“Authors Robert Rohde and Richard Muller, of the research organization Berkeley Earth, calculated that outdoor air pollution contributes to 1.6 million deaths in China every year, or 4,400 per day."
“Researchers at Berkeley have used Google Maps and new data on China's air pollution to create a near real-time visualization of the country's air quality. The online map is based on findings that the scientists published last month in the journal PLoS One.

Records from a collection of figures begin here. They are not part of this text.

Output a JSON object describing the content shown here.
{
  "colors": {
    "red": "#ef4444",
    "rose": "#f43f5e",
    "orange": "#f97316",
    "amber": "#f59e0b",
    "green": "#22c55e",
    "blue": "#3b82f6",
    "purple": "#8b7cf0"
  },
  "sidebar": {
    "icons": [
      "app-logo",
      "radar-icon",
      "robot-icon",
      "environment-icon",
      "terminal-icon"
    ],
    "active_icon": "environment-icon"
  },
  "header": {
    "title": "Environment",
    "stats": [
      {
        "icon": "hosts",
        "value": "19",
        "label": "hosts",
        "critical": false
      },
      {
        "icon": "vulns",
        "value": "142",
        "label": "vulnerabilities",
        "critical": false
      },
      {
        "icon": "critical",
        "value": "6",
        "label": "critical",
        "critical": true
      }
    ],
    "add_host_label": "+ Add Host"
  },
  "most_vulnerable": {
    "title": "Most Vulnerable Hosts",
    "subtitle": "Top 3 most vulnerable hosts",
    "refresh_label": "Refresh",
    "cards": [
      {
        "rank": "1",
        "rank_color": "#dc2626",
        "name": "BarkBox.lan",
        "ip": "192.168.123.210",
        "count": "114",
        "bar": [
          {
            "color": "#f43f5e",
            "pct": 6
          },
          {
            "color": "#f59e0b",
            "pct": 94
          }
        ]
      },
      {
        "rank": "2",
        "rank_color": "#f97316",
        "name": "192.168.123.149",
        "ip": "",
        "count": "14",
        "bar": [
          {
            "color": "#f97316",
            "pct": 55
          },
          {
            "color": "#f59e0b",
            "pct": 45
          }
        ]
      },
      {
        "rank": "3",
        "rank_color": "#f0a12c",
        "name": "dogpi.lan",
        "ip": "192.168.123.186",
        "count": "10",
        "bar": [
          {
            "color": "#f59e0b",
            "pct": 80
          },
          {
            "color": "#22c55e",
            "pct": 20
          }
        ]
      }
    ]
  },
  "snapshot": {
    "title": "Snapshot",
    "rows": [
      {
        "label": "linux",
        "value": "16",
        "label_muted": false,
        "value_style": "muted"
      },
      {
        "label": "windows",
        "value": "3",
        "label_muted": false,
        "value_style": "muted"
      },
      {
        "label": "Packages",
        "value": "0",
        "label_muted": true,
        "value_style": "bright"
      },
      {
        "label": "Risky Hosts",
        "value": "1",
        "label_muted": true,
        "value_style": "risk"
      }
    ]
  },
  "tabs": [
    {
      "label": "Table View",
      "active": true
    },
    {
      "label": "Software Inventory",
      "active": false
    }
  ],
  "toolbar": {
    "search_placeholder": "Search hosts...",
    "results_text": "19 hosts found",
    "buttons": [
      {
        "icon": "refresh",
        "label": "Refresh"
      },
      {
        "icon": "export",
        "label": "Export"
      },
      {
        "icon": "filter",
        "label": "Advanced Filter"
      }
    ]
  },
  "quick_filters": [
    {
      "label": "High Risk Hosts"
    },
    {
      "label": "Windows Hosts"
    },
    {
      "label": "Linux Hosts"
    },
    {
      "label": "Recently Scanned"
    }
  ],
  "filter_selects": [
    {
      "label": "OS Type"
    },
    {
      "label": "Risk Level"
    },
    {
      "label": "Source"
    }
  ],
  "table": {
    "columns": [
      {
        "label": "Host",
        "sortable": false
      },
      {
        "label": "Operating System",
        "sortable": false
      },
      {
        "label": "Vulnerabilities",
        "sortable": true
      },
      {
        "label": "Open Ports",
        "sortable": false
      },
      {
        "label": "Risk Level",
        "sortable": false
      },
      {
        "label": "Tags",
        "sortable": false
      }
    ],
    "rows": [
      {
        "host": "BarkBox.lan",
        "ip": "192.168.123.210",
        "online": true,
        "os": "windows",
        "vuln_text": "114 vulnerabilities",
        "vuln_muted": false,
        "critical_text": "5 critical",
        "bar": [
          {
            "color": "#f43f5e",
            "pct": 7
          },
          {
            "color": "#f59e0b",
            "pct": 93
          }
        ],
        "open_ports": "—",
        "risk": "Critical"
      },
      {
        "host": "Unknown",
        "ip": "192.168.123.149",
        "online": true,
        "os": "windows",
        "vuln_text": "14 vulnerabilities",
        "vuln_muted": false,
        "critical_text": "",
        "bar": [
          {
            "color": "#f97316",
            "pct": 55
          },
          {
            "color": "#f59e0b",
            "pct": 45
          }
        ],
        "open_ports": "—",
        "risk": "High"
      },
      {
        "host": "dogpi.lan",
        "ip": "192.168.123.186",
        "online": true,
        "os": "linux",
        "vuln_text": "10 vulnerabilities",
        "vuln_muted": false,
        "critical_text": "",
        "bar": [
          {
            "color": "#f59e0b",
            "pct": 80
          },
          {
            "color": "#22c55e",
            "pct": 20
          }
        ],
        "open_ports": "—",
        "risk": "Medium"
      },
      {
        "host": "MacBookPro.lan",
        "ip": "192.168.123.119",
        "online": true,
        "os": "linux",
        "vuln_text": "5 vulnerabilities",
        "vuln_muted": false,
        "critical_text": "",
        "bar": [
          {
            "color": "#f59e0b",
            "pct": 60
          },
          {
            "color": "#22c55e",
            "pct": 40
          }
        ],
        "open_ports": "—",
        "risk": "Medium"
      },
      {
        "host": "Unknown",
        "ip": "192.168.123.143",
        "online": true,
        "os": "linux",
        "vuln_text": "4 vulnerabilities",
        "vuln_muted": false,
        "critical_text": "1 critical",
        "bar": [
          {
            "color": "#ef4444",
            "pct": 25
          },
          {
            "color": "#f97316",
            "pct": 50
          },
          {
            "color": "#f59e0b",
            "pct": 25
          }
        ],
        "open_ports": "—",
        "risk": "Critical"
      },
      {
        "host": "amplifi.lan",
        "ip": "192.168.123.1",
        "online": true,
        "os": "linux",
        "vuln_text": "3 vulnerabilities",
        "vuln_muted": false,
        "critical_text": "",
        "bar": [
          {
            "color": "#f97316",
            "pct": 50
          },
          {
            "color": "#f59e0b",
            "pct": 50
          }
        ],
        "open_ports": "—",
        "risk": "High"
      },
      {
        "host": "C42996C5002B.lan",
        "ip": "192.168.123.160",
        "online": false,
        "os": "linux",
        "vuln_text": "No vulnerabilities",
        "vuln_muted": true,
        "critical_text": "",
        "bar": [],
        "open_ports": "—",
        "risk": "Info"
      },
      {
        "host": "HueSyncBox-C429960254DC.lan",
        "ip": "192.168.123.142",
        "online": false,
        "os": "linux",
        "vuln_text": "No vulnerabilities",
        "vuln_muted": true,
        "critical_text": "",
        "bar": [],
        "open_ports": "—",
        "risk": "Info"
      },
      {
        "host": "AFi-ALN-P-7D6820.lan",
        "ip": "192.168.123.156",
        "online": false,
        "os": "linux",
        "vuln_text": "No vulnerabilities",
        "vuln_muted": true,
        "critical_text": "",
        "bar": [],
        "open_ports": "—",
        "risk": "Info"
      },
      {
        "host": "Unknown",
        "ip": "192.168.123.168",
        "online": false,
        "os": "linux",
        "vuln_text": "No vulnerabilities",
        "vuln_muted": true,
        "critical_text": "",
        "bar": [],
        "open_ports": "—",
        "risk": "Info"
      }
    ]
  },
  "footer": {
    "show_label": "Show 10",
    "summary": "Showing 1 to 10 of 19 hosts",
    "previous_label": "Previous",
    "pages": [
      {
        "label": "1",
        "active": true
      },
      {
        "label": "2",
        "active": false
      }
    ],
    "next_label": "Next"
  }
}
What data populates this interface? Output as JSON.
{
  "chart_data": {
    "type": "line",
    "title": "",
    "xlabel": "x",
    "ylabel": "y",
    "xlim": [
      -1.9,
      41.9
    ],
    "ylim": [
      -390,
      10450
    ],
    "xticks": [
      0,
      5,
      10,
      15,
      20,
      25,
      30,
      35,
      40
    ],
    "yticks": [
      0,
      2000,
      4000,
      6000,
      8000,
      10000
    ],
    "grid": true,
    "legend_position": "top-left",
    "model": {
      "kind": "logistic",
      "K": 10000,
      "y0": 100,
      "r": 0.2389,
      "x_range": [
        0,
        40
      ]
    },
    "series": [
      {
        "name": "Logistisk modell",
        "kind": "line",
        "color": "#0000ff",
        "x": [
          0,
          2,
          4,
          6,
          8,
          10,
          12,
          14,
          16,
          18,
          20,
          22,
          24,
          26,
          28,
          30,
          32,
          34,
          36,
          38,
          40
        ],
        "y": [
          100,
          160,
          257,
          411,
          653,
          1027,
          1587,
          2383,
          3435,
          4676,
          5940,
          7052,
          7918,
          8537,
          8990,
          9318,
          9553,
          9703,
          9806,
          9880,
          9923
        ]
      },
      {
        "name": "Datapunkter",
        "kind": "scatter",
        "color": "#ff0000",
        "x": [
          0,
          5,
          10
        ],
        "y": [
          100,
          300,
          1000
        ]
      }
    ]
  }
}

The study is based on hourly air quality measurements from 1,500 sites across China and Hong Kong over a four month period last year. During that period (April to August 2014), 92 percent of China's population experienced more than 120 hours of "unhealthy air," based on US standards, while 38 percent were exposed to average concentrations that were unhealthy. Authors Robert Rohde and Richard Muller, of the research organization Berkeley Earth, calculated that outdoor air pollution contributes to 1.6 million deaths in China every year, or 4,400 per day.” [Source: CNNMoney, September 21, 2015 at bit.ly/1jPcoRh.]
Regardless of their source, air quality does not respect national boundaries. The World Health Organization (WHO) reported in May 2016, that "More than 80% of people living in urban areas that monitor air pollution are exposed to air quality levels that exceed WHO limits. While all regions of the world are affected, populations in low-income cities are the most impacted."
So, while the first round of rapid development is considered over in the so-called developed world, all species on this planet face the consequences of next round of various kinds of pollution from rapidly developing and emerging nations in Asia, Africa and Latin America. This round of rapid development presents even greater challenges than previous cycles because we are now expecting an average of 87 million new human inhabitants each year---each human bringing a demand for personal opportunity and prosperity.
Is this data on air-pollution-related death representative of the situation that people face in China? If so, can the government and people of China change attack the underlying causes in time? What of the other nations that are going through the same rapid development cycle as China? How can we, acting individually and together, meaningfully contribute to a solution?